Geleneksel inanca göre, Roma M.Ö. 753’te kurulmuştu. Ancak bu tarih tamamıyla mitolojik bir tarihtir. M.Ö. 1 yüzyılda yaşamış olan Romalı yazarlardan Varro, consul (konsül) listelerini temel alarak Roma’nın kuruluş tarihini M.Ö. 753 olarak önerdi ve o zamandan itibaren bu tarih Roma’nın geleneksel kuruluş tarihi olarak kabul edildi. Fakat, gerçekte bu tarih tartışmaya açık olup gerçeği yansıtmamaktadır. Roma’nın kuruluş efsanesi, Romalı ozan Vergilius’un -Roma’nın ulusal destanı sayılan- Aeneas destanında anlatılır.
/GettyImages-819599340-f9e664c66ee1463893b981b5833f933c.jpg?resize=511%2C288&ssl=1)
İç içe geçmiş efsanelere göre, Troia’nın yakılıp yıkılması sırasında Troialı prens Aineias (Aeneas), oğlu Askanios ve babası Ankises’i yanına alıp Troia’dan kaçmış ve Orta İtalya’daki Latium’a gidip yerleşmiştir. Bu arada Aineias’ın oğlu Askanios, Latium’da Alba Longa kentini kurmuştur. Efsaneye göre uzun yıllar Askanios’un soyundan gelenler Alba Longa’da hüküm sümüşlerdi. Günlerden bir gün, burada hüküm süren krallardan Numitor, kardeşi Amulius tarafından tahttan indirildi. Amulius tahta geçer geçmez, ileride sorun yaratmaması için, Numitor’un çocuklarını öldürttü, kızı Rhea Silvia‘yı da Vesta Tapınağı’na Rahibe yaptı. Böylece Rhea, evlenemeyecek ve çocuk sahibi olamayacaktı; bir anlamda müstakbel varislerin önü kesilmiş oluyordu. Bir Vesta rahibesinin hamile kalmasının cezası ölümdü.

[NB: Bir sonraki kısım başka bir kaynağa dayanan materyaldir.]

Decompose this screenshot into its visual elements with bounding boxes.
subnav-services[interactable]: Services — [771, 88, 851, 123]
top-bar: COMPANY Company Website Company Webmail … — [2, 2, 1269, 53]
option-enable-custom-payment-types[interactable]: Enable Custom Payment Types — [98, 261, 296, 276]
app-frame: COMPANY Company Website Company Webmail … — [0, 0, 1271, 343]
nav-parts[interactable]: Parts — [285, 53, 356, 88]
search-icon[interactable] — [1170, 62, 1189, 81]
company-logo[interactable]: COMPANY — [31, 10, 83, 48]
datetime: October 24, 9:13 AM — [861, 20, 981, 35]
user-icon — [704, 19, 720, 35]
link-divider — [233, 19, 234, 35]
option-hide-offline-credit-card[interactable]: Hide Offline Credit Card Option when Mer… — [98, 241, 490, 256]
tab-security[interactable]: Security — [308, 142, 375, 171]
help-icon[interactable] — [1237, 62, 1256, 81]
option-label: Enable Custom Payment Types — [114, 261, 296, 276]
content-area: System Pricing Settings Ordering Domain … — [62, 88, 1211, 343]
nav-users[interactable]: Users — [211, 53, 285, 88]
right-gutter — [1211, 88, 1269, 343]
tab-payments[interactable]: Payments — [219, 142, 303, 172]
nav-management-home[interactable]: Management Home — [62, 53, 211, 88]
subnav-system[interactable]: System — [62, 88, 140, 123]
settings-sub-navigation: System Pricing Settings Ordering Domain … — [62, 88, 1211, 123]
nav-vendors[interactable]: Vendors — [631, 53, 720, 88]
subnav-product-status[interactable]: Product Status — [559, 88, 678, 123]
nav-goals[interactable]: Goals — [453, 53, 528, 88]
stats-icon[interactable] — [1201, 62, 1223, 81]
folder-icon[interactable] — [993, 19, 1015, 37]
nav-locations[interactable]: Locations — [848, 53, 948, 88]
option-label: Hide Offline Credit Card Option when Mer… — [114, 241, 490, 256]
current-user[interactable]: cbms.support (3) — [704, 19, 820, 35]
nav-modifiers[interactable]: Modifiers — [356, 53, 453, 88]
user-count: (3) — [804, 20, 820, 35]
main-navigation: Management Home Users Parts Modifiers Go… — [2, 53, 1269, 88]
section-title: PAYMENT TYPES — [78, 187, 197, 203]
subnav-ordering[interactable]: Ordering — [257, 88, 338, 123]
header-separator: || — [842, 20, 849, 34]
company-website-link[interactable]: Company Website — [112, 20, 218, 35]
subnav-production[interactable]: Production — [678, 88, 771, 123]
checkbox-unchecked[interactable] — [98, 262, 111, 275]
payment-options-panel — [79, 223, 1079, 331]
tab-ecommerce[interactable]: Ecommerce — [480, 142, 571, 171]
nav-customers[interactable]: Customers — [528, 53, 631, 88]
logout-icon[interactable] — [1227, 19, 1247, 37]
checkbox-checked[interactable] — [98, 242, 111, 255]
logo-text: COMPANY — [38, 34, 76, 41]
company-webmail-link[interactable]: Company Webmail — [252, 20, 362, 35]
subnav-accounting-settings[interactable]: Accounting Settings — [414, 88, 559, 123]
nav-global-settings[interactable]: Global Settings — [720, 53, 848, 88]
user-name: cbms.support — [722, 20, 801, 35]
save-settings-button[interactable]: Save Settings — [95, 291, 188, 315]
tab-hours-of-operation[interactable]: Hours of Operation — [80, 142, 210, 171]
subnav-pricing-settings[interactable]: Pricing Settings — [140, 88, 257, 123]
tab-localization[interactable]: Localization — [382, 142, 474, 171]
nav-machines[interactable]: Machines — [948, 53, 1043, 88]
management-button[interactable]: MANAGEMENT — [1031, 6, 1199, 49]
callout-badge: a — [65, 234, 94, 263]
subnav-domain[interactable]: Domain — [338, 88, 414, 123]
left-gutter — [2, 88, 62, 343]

Ancak, Rhea Silvia’nın, Savaş Tanrısı Mars’tan ikiz oğulları oldu; adlarını Romulus ve Remus koydular. Amulius hemen harekete geçerek Rhea Silvia’yı Tiber Nehri’ne attı ve ikizleri de bir sepet içine koyarak Tiber Nehri’nin sularına bıraktı. Ancak bir süre sonra sepet bir incir ağacının dallarına takılıp kıyıya sürüklendi. İkizler, onları bulan dişi bir kurt tarafından emzirildiler, daha sonra da bir çoban tarafından büyütüldüler. Her ikisi delikanlılık çağına gelince Amulius’u öldürüp dedeleri Numitor’u tekrar Alba Longa tahtına çıkarttılar. Bu arada sepet içinde kıyıya sürüklendikleri yerde yeni bir kent kurmaya karar verdiler. Kehanet uyarınca kenti Palatinus Tepesi’nde kuracaklardı. Romulus bir çift beyaz sığırın (biri öküz, diğeri boğa) koşulduğu sabanla kentin sınırını çizmeye koyulmuştu ki kardeşi Remus sabanın izinin üzerinden atlayınca anlık öfkeye kapılan Romulus, onu öldürdü. Romulus yeni kurulan kenti nüfuslandırmak için haydutlar, kaçaklar ve suçlu erkekleri toplayarak kente getirdi; daha sonra, komşu Sabinleri bir ziyafete katılmaya ikna etti ve bu ziyafet sırasında Romalılar Sabinlerin kadınlarını zorla kaçırarak kendilerine eş yaptılar; böylece yeni kurulan kentte bir toplum yaratıldı. Geleneğe göre Roma, bir ara hem Roma hem de Sabin kralları tarafından yönetilmişti.